L’avis souligne «plusieurs faits scientifiques nouveaux», comme la dispersion du pollen sur de grandes distances, ou des effets toxiques sur certaines
espèces. Il évoque aussi des «questions insuffisamment prises en compte dans l’évaluation des impacts», pointant par exemple les limites des tests toxicologiques. Bref, les
«informations nouvelles» réclamées par Bruxelles pour une clause de sauvegarde sont là. Mais pas les «doutes sérieux». «[Le sénateur] aurait pu mieux séparer ce qui était
le texte du comité de son interprétation. Mais le doute est évident devant l’ensemble des faits, résumait hier à l’AFP le botaniste Pierre-Henri Gouyon, membre de la Haute Autorité (et non
signataire du texte critique).

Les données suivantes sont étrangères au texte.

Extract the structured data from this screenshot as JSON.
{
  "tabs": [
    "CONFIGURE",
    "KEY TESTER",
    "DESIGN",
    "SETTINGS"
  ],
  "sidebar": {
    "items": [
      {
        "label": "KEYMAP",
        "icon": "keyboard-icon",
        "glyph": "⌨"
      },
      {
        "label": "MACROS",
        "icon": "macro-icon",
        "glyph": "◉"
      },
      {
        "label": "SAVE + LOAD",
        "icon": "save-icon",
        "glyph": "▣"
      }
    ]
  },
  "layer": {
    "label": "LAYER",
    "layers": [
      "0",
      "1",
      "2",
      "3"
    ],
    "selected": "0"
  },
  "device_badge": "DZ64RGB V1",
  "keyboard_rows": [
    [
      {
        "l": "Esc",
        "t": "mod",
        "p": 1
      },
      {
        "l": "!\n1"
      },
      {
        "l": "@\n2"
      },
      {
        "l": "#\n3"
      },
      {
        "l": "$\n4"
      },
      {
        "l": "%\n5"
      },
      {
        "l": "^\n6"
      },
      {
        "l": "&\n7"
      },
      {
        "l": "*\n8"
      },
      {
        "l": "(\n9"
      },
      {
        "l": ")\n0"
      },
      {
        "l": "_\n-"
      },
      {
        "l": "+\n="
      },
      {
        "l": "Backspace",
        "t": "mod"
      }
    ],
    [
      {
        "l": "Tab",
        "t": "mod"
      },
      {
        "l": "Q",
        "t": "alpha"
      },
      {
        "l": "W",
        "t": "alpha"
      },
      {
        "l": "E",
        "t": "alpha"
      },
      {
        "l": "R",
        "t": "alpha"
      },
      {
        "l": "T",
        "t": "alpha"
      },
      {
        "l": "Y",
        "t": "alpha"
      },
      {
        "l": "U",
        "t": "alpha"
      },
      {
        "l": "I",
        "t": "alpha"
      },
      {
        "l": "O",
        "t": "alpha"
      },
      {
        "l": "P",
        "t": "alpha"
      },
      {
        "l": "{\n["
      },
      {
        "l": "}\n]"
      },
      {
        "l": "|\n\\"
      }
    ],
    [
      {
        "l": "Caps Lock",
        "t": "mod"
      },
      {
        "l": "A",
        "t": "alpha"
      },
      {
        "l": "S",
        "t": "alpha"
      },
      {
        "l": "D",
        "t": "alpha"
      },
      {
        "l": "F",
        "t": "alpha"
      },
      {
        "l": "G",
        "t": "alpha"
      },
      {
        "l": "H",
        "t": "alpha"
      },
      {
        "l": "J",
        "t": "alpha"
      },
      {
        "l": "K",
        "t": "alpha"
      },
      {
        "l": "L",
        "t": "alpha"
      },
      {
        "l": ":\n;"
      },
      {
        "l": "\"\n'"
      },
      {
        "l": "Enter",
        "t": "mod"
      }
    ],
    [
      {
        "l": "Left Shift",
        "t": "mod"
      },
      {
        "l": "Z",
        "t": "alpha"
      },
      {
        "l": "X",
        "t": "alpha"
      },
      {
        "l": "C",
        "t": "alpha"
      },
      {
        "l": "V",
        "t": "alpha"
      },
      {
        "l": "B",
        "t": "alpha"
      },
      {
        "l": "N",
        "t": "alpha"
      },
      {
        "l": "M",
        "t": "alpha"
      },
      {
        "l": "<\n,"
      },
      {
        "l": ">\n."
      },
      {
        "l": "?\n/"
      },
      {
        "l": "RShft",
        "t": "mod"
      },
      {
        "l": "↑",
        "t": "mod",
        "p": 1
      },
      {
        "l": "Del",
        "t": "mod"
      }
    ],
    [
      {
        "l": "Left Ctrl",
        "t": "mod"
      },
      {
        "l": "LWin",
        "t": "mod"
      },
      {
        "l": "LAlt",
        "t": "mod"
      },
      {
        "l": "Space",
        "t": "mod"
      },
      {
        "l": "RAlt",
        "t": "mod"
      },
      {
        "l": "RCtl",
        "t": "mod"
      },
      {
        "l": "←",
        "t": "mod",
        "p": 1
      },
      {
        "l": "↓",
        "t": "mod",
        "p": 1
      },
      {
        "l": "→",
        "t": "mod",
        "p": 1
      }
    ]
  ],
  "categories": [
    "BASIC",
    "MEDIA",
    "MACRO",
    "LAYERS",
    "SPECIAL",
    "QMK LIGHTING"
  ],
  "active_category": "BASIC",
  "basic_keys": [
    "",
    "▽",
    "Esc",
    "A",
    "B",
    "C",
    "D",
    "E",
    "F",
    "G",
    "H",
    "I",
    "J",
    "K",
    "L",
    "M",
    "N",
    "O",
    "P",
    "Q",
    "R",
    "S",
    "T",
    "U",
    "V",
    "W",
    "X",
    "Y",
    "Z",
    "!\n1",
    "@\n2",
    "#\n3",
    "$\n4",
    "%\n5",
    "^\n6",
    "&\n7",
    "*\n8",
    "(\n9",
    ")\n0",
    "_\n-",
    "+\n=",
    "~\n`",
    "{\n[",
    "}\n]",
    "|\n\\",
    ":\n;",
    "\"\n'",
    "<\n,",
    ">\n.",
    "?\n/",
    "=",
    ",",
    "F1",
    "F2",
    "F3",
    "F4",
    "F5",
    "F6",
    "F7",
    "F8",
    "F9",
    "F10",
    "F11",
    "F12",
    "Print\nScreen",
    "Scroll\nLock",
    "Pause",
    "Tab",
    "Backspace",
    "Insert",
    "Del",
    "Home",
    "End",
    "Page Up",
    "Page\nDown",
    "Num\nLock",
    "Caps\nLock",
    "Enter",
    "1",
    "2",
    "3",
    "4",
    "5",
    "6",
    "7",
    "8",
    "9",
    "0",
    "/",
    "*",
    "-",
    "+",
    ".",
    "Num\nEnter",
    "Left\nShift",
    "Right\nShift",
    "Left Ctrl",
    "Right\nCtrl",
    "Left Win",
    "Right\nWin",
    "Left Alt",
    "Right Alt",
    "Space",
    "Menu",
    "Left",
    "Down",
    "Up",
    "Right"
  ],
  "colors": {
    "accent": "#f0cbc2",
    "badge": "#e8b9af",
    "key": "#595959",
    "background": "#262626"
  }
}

L’exercice auquel on se livre dans ce comité est très difficile puisqu’on a notamment des gens qui sont là pour promouvoir les OGM, comme les
semenciers.» Des semenciers, comme Monsanto, qui ont passé la journée à critiquer l’avis de la Haute autorité, estimant que «cette revue réalisée trop rapidement, ne peut en aucun cas
constituer la base d’un processus éclairé de décision». Même critique chez Bernard Accoyer, président de l’Assemblée : «Nous ne pouvons nous satisfaire de tels verdicts d’un comité
nommé avec peut-être un peu de précipitation.» Le président de la République a assuré qu’il prendrait sa décision «dans les tout prochains jours».